I am now at my threshold for nausea, and I tell him I should be getting back home. He asks me to wait so that he can tell the manager what we did, and I stay because research shows that when people give you a reason for their request, they are more likely to comply, and I’m not one to act in contradiction to the research.

His manager comes over to “thank” me for coming into the dealership (to prod to see if there is anything the salesmen might have missed in the sales process). I am permitted to leave after being handed both of their business cards.

 

What did we learn?

 

From a tactical perspective

The first principle of influence is that you cannot change a person’s mind if you don’t know where their mind is. And the way we understand where someone’s mind is, is by asking them questions (or “inquiry”). Telling someone why they should want something (“advocacy”) is what most people do…and it generates resistance. 

The best questions are open-ended, genuine attempts to understand a person’s perspective. There are no perfect interactions, and the savviest negotiators and trainers make mistakes (there is a reason that crisis negotiators work in teams). However, at any point he could have asked me what is important to me. As long as there is time, there exists the possibility of course-correcting.

Our willingness to give information in our answers depends on how much we trust the other person. Without building relationship, questions can feel invasive. One suggestion here would be to ask, “Do you mind if I ask you a few questions to get a better sense of what you’re looking for?” Asking permission communicates respect and care.

Commonly, I hear that there isn’t the time to do all this listening in a fast-paced environment. Let me assure you that any time that is “saved” with a transactional approach will be spent dealing with customer service downstream. Let’s say he does push a car on me. It is highly unlikely that I will refer others to them, nor revisit them myself, and it is more likely that I will find fault with the product.

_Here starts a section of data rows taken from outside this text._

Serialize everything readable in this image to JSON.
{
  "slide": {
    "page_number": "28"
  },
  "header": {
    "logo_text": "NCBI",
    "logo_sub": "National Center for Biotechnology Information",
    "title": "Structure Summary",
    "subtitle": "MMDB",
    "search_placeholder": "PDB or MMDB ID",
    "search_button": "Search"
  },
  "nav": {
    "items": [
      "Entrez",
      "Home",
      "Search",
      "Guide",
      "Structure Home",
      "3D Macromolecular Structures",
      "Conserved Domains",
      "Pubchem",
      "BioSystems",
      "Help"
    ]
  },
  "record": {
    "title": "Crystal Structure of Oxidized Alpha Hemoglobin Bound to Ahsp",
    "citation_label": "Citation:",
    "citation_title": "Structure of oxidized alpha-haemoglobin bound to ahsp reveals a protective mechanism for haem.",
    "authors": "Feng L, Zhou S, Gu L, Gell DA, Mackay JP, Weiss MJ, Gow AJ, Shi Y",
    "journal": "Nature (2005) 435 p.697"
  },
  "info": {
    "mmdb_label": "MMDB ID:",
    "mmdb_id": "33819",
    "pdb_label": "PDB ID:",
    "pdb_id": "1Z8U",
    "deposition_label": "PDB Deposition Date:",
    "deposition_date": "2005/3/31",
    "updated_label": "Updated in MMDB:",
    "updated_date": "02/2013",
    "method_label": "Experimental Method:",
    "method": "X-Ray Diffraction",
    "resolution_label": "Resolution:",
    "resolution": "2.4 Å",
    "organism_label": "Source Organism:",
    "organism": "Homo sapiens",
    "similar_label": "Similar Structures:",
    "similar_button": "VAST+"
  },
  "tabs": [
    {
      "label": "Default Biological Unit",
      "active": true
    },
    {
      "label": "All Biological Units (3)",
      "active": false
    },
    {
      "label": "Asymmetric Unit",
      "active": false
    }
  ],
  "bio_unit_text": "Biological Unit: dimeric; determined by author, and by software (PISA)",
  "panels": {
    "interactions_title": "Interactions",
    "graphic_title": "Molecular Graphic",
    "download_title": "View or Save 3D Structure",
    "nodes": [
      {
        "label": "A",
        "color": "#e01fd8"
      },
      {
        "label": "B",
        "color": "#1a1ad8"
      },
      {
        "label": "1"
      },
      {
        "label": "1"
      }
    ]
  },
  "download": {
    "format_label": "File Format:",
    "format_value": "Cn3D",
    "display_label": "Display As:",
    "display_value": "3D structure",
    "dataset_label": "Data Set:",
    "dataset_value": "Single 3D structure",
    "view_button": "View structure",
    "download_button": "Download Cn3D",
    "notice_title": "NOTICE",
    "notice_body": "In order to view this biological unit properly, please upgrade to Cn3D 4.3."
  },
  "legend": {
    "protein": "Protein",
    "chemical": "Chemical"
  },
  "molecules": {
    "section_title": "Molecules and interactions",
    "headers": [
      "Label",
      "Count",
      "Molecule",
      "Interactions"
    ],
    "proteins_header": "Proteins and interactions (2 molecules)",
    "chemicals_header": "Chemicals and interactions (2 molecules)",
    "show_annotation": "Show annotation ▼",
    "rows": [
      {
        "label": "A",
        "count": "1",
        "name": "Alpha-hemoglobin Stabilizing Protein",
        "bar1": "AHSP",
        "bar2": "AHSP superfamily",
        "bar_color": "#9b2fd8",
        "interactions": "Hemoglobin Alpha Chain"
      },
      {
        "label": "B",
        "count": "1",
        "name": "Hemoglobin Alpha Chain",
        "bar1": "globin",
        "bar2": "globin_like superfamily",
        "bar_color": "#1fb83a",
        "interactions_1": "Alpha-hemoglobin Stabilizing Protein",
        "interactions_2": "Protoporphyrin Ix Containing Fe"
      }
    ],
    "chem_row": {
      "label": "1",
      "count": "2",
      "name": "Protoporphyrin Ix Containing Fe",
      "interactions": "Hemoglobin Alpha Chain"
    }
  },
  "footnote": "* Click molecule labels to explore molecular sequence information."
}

Take a look at this study in which an analysis of a surgeon’s tone of voice correlated to their likelihood of being sued for malpractice.

 

From a strategic perspective

The inability to ask genuine questions is also a strategic error. Treating customers as passive receptacles to dump your knowledge into feels as nasty as it sounds. Recycling lines that might have sparked a reaction with other customers and filling up airtime to project expertise in the hopes that something will land, is throwing a Hail Mary on every snap. Hope is not a strategy.

Within organizations there are often structural challenges – my good friend is negotiating at two tables: one with me, and one with the dealership’s management. Whereas I am negotiating for myself, the car salesman’s “win-set” narrows between the upper limits of what I will pay and the lower limits of what the dealership will accept. At the point at which the manager comes out and hands me her card, I am identifying that she is the person I want to be meeting with. She, the manager, likely cares more about selling off inventory and he, the salesman, cares more about his cut.

We shouldn’t be surprised when people act in their own interests. When we are working within an organization, think about the behaviors that your incentive structures may generate. Working outside of the organization, think about who you want to be negotiating with and their authority to make a deal that is best for you.

In order to change our negotiated outcomes, we might be served by updating our beliefs about what it means to "influence".